Massa Lubrense e le sue frazioni offrono una varietà di strutture ricettive che va dagli agriturismi immersi negli oliveti alle case vacanze direttamente sulla riva di Marina del Cantone, dal B&B nel borgo storico agli appartamenti con terrazza panoramica sul golfo.
I prezzi sono sensibilmente inferiori a quelli di Sorrento e Positano, mantenendo la stessa qualità del mare e dei paesaggi. Alloggiare a Nerano o Marina del Cantone significa trovarselo a cinque minuti a piedi dal cancello del FAI: la differenza tra arrivare sul sentiero alle 7:30 e avere la baia per sé, o arrivare alle 10:00 nel pieno della folla estiva, è esattamente questa.
Per chi desidera un punto di appoggio più collegato e con maggiori servizi, Sorrento è la scelta logistica più efficiente: da qui il bus per Nerano impiega circa un’ora e il servizio è frequente nei mesi estivi.
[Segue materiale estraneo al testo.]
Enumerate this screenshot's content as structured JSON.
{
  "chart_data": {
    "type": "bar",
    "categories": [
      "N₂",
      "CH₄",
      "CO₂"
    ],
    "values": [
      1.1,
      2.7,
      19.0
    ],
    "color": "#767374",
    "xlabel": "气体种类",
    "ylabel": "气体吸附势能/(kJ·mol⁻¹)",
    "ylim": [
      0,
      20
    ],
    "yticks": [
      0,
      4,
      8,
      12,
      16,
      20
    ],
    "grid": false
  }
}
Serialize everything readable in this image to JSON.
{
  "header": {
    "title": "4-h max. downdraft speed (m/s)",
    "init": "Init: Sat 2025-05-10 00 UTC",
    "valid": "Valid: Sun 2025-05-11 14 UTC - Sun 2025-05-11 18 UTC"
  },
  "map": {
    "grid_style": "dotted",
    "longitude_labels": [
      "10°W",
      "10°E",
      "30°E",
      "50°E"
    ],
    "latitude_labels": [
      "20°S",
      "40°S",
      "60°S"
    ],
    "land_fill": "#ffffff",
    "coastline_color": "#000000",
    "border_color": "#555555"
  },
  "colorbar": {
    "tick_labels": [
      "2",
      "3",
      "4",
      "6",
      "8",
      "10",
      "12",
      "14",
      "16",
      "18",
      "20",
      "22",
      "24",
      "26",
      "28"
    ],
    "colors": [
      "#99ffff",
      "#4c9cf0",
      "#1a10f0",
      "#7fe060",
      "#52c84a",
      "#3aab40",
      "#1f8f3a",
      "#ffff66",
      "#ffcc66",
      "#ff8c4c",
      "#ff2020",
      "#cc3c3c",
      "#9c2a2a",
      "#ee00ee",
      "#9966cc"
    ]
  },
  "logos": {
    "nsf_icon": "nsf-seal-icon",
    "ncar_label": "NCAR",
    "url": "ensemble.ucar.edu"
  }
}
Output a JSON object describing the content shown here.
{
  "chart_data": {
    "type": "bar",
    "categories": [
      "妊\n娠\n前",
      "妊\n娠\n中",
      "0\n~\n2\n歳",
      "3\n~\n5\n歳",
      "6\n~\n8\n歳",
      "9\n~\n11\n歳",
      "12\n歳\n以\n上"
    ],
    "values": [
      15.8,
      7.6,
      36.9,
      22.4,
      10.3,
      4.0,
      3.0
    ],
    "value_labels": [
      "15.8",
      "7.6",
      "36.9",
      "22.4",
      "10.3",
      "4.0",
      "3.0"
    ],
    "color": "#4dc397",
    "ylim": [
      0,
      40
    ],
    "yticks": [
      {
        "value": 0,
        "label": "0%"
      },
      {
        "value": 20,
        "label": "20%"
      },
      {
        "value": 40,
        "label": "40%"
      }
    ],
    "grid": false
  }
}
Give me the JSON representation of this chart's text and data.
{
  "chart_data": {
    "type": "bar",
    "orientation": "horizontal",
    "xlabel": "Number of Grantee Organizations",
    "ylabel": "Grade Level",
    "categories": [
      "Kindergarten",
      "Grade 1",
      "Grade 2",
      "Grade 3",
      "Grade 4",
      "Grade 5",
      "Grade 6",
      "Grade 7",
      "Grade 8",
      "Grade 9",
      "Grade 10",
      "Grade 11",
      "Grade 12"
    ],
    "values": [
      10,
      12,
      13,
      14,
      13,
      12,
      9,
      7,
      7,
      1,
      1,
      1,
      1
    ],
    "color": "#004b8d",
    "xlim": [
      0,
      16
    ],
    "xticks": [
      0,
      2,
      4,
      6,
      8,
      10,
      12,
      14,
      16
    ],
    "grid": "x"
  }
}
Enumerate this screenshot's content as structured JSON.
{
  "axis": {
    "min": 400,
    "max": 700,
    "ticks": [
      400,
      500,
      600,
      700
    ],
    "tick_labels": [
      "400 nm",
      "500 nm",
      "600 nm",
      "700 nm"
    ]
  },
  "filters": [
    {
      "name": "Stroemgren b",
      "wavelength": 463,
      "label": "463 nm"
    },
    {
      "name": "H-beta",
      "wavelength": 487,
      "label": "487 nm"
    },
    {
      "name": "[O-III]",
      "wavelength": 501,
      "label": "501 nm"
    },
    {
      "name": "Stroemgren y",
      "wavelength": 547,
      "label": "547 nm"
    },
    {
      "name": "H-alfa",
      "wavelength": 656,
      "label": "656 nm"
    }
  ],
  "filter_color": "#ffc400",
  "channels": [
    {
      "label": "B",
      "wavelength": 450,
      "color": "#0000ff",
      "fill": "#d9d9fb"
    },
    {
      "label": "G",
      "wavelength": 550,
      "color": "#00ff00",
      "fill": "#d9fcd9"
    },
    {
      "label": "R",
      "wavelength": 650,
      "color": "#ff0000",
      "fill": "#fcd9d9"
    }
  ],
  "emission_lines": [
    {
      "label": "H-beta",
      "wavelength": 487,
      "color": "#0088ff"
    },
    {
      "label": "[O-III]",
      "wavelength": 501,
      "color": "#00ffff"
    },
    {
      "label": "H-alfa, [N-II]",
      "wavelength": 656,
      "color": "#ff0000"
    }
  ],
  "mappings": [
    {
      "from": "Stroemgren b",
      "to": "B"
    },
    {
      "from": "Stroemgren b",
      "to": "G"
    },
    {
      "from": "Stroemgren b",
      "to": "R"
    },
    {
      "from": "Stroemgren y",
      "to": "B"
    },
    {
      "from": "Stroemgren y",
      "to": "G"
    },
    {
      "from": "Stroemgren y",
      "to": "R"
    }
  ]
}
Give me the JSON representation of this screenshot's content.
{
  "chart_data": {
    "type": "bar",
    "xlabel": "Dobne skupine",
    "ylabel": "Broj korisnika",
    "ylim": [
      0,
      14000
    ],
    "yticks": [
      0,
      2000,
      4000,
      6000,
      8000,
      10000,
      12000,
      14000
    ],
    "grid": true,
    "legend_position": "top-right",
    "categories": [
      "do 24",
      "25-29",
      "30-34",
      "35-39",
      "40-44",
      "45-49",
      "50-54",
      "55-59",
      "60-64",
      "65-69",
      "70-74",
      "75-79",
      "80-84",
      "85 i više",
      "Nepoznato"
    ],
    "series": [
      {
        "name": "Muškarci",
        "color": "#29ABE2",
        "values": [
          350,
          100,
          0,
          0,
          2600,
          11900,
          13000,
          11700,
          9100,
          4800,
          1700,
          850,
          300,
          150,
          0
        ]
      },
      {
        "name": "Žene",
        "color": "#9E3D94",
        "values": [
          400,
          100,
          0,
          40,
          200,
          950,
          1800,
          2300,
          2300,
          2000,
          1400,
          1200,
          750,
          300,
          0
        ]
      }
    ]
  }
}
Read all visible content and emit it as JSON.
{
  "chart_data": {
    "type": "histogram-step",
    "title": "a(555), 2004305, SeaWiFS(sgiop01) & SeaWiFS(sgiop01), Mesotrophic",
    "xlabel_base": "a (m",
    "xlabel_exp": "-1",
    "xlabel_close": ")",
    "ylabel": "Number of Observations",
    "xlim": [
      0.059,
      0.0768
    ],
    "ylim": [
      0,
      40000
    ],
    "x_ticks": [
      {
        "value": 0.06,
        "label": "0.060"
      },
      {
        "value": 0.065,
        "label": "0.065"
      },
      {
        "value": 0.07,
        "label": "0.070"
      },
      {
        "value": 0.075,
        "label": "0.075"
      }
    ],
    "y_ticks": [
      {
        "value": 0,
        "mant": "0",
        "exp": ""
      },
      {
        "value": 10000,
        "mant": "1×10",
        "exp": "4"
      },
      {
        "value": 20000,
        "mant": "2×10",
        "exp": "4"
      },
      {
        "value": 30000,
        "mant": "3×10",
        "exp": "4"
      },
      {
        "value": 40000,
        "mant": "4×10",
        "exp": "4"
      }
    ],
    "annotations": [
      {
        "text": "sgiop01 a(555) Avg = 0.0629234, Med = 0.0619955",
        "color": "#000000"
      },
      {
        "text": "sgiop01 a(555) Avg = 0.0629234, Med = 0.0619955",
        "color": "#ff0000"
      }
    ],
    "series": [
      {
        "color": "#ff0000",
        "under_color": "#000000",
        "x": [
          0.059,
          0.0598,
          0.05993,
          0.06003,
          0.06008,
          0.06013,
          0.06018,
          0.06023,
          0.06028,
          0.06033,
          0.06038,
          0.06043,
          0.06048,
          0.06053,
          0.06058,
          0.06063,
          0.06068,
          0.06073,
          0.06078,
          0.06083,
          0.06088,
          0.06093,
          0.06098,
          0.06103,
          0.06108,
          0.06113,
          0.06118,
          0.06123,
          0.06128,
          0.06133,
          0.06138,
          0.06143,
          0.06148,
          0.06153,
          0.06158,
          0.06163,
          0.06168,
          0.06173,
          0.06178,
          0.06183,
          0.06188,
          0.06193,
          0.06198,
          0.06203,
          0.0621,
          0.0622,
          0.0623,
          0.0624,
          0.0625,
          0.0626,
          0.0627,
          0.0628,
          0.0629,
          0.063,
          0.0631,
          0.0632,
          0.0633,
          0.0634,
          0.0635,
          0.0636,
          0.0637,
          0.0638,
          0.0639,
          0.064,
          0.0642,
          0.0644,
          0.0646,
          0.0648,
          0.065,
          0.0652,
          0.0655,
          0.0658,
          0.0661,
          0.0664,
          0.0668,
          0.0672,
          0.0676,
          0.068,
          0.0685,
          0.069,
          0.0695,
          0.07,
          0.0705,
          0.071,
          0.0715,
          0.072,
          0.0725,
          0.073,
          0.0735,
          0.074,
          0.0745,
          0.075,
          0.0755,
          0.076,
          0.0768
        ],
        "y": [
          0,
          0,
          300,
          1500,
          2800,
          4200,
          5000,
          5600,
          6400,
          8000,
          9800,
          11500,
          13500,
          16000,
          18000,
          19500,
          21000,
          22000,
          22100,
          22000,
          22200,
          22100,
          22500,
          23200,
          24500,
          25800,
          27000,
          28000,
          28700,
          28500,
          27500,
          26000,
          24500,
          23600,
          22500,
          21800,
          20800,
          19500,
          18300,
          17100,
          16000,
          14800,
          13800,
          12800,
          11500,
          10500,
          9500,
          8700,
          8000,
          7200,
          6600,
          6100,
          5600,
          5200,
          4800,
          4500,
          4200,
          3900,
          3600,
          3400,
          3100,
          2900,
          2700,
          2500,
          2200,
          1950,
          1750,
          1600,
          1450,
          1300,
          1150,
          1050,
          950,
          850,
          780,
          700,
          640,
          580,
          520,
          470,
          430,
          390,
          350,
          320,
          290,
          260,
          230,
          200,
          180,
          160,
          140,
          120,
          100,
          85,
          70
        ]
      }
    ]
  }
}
Il vantaggio di Sorrento è la sua posizione centrale rispetto a tutte le destinazioni della penisola, Pompei e Napoli in Circumvesuviana, Capri e la Costiera Amalfitana in traghetto, Massa Lubrense e Punta Campanella in bus, il che la rende ideale per chi abbina la visita alla baia a un itinerario più ampio.
Chi arriva in auto e preferisce evitare il traffico e i costi di parcheggio di Sorrento troverà in Sant’Agata sui Due Golfi, il belvedere a 391 metri di quota da cui si vedono contemporaneamente il Golfo di Napoli e il Golfo di Salerno, una base interessante, tranquilla e insolita.
Il paese si trova a circa 5 chilometri da Nerano su una strada di montagna piacevole da percorrere, con una manciata di B&B, agriturismi e ristoranti di ottima cucina locale. La terrazza panoramica del paese la mattina presto, con le due baie che si illuminano nella luce radente, è già da sola una ragione per scegliere questa come base. Alcune strutture dispongono di parcheggio privato incluso, un vantaggio non irrilevante per chi esplora la penisola in auto.
La Baia di Ieranto si trova nella frazione di Nerano, comune di Massa Lubrense (NA), all'estremità meridionale della Penisola Sorrentina, a circa 15 km da Sorrento e di fronte all'isola di Capri.